训练完成后,我们除了得到模型外,还得到了副产品转移概率矩阵,在预测时,我们需要用维特比解码得到最优标记序列。
class TextCNN(object):
"""文本分类,CNN模型"""
def __init__(self, config):
self.config = config
# 三个待输入的数据
self.input_x = tf.placeholder(tf.int32, [None, self.config.seq_length], name='input_x')
self.input_y = tf.placeholder(tf.int32, [None, self.config.seq_length], name='input_y')
self.keep_prob = tf.placeholder_with_default(1.0, shape=())

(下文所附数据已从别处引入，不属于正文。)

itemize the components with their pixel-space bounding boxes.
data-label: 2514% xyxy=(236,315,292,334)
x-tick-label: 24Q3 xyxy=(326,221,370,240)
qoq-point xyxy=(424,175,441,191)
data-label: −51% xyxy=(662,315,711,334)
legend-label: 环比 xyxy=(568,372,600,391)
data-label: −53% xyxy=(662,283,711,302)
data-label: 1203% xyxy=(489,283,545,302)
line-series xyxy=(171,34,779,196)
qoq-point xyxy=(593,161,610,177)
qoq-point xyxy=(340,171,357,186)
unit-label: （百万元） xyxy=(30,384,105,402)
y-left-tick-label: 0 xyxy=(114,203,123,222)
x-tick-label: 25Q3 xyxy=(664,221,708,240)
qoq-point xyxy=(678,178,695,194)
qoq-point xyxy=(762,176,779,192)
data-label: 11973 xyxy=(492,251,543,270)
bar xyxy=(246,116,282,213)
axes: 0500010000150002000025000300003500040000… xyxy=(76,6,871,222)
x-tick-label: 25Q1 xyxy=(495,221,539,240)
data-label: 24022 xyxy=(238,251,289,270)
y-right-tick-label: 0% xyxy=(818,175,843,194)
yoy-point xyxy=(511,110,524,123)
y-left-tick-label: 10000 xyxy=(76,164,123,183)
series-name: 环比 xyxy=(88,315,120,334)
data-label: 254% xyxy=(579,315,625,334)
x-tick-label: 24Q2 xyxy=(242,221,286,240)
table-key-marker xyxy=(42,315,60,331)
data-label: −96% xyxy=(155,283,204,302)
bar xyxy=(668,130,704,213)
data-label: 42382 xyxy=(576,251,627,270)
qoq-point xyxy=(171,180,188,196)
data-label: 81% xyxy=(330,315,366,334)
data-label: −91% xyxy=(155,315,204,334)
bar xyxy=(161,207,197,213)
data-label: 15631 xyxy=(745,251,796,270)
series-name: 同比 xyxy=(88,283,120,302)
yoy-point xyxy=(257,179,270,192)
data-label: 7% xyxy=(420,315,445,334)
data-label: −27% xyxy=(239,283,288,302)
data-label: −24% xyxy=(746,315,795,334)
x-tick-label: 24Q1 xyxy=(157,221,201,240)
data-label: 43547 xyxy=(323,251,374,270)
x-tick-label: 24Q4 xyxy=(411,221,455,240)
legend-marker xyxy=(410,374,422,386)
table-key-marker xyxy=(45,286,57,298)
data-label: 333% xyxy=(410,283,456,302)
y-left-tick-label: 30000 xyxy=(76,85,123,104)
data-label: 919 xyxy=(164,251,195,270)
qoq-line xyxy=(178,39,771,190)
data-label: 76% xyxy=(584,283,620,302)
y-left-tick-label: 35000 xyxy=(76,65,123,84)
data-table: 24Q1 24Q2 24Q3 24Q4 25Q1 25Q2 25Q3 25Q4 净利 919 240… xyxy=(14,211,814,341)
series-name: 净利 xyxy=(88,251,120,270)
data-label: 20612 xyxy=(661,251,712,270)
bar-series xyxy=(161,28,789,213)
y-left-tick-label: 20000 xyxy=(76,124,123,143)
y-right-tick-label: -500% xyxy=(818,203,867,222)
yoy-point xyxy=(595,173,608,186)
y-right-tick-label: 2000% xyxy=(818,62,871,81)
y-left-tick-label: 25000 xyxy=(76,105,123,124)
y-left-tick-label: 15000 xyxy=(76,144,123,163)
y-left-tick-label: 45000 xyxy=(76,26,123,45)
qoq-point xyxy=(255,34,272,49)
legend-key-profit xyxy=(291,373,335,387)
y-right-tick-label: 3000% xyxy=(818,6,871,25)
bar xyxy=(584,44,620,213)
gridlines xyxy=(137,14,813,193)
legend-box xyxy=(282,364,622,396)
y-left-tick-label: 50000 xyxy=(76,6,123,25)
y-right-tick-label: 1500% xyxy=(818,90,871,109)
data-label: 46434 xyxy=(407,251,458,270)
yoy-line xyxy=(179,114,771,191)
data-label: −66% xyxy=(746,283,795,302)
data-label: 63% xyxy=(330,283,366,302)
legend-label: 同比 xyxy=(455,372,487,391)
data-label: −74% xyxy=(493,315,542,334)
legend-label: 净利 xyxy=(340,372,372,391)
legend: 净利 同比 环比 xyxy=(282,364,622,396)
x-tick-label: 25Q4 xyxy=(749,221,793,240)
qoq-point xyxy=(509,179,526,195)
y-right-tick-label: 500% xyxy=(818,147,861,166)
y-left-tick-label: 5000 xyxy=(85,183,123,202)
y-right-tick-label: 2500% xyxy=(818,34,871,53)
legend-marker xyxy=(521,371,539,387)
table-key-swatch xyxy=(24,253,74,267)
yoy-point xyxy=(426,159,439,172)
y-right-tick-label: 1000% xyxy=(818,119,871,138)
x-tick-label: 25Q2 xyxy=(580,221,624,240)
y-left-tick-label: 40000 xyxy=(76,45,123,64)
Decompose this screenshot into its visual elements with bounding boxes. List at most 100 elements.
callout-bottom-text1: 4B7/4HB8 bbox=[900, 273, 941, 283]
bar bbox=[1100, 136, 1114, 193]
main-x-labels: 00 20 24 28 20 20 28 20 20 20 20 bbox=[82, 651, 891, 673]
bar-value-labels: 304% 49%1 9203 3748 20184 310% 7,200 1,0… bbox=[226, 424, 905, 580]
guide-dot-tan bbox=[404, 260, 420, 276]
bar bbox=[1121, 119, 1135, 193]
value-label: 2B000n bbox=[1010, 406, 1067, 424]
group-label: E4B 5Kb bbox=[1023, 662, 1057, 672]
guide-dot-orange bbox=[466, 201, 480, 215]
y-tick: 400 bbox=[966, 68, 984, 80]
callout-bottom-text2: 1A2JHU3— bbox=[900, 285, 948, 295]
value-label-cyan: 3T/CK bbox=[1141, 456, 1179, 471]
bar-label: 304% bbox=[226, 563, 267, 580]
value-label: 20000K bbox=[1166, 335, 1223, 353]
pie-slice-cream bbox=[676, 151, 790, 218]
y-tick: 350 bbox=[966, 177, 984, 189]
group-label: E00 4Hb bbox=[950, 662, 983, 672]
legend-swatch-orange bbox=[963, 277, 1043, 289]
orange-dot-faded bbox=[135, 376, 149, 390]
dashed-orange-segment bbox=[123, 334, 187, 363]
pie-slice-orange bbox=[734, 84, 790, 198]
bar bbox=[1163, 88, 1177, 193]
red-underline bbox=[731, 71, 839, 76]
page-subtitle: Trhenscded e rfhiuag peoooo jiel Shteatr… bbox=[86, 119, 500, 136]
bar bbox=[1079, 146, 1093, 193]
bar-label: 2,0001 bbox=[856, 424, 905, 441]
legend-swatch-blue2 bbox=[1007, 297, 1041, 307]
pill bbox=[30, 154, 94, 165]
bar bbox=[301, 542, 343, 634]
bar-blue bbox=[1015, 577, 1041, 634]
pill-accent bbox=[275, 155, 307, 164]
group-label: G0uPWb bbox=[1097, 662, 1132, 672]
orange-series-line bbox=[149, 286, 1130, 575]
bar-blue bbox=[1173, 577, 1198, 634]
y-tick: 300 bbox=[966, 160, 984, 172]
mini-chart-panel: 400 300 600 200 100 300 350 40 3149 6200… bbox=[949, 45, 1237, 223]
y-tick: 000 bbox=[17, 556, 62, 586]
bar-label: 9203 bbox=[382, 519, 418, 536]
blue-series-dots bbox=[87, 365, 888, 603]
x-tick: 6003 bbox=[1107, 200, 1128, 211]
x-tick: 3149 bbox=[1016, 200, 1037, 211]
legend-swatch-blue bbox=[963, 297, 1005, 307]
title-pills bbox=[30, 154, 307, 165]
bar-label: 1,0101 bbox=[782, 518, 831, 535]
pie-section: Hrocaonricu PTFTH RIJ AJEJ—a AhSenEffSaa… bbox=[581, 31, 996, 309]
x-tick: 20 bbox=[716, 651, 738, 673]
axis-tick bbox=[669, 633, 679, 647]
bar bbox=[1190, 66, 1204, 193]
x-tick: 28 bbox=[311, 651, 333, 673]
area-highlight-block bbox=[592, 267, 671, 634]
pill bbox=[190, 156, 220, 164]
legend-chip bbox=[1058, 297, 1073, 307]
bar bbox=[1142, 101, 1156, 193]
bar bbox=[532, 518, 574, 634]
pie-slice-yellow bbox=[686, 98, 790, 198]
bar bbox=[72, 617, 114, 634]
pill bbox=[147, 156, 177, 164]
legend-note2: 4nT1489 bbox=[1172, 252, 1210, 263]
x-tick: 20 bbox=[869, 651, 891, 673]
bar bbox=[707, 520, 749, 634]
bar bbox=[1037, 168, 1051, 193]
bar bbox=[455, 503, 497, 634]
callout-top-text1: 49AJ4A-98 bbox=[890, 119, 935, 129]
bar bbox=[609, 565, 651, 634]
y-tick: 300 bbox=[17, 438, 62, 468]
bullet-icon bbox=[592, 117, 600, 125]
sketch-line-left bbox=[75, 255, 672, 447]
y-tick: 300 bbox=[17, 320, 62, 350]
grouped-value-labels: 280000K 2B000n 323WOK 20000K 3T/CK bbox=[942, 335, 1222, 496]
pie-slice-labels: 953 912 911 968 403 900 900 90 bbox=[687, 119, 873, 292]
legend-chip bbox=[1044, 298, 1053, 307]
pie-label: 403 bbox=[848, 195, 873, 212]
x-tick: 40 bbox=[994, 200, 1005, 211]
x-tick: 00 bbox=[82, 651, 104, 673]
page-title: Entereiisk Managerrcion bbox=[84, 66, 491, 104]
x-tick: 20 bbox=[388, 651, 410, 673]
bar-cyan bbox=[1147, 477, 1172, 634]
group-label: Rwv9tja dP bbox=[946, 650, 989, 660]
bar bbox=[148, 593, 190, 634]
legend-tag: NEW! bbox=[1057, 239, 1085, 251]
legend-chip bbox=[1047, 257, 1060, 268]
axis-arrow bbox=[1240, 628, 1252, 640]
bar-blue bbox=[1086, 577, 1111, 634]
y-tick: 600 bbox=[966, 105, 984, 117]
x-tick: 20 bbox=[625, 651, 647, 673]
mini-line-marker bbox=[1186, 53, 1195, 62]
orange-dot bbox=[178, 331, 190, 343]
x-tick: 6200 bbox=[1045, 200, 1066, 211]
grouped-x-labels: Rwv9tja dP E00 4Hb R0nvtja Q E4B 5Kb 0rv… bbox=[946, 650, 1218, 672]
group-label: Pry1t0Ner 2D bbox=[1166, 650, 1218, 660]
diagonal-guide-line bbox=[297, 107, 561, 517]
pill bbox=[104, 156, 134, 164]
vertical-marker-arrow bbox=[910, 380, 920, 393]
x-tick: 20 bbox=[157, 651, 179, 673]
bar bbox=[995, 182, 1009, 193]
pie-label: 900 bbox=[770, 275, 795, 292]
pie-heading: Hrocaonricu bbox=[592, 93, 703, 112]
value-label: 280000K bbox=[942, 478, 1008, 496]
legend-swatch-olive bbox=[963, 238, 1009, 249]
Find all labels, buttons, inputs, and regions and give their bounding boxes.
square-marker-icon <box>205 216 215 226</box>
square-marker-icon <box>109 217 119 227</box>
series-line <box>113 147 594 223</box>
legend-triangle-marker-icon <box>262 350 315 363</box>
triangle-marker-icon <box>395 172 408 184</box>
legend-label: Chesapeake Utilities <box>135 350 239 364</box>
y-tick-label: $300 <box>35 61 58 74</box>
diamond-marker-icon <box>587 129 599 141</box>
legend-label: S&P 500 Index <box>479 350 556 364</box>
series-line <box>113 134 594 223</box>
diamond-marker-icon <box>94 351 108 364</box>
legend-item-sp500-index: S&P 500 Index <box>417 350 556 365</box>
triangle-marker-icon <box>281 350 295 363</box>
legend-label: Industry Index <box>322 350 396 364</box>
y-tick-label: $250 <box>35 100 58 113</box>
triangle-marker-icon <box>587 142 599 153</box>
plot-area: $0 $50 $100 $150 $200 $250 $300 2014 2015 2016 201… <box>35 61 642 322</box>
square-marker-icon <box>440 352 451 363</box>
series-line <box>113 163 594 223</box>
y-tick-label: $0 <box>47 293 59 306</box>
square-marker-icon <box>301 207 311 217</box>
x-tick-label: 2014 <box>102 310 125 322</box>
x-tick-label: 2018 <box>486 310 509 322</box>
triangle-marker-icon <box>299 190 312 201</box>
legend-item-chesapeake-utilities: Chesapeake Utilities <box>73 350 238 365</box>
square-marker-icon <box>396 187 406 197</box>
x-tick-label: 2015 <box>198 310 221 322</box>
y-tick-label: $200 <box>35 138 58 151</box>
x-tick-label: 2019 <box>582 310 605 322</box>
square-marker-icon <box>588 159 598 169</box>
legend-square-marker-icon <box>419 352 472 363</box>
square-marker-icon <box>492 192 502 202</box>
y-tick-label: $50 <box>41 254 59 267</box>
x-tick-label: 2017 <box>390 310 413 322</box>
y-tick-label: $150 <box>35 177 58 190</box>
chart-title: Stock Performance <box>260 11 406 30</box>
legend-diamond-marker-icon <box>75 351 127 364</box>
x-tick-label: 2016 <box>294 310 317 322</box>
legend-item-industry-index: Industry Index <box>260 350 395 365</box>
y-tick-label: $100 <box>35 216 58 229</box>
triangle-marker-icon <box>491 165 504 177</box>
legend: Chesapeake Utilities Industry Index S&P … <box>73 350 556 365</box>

self.seq_length = tf.placeholder(tf.int32, [None, ])
self.cnn()
def cnn(self):
"""CNN模型"""
# 词向量映射
embedding = tf.get_variable('embedding', [self.config.vocab_size, self.config.embedding_dim])
embedding_inputs = tf.nn.embedding_lookup(embedding, self.input_x)
with tf.name_scope("score"):
GRU_cell_fw = tf.contrib.rnn.GRUCell(300)
GRU_cell_bw = tf.contrib.rnn.GRUCell(300)
GRU_cell_fw = DropoutWrapper(GRU_cell_fw, input_keep_prob=1.0, output_keep_prob=self.keep_prob)
GRU_cell_bw = DropoutWrapper(GRU_cell_bw, input_keep_prob=1.0, output_keep_prob=self.keep_prob)
((fw_outputs, bw_outputs), (_, _)) = tf.nn.bidirectional_dynamic_rnn(cell_fw=GRU_cell_fw,
cell_bw=GRU_cell_bw,
inputs=embedding_inputs,
sequence_length=self.seq_length,
dtype=tf.float32)
outputs = tf.concat((fw_outputs, bw_outputs), 2) # ?, 50, 300 * 2
print(outputs)
h_pool1 = tf.reshape(outputs, [-1, 2 * 300])
W_fc1 = tf.Variable(tf.truncated_normal([2 * 300, 1024], stddev=0.1))
b_fc1 = tf.Variable(tf.constant(0.1, shape=[1024]))
h_fc1 = tf.nn.relu(tf.matmul(h_pool1, W_fc1) + b_fc1)
h_fc1_drop = tf.nn.dropout(h_fc1, self.keep_prob)
# 分类器
self.logits = tf.layers.dense(h_fc1_drop, self.config.num_classes, name='fc2')
# 再reshape回去
logits_in = tf.reshape(self.logits, [-1, self.config.seq_length, self.config.num_classes])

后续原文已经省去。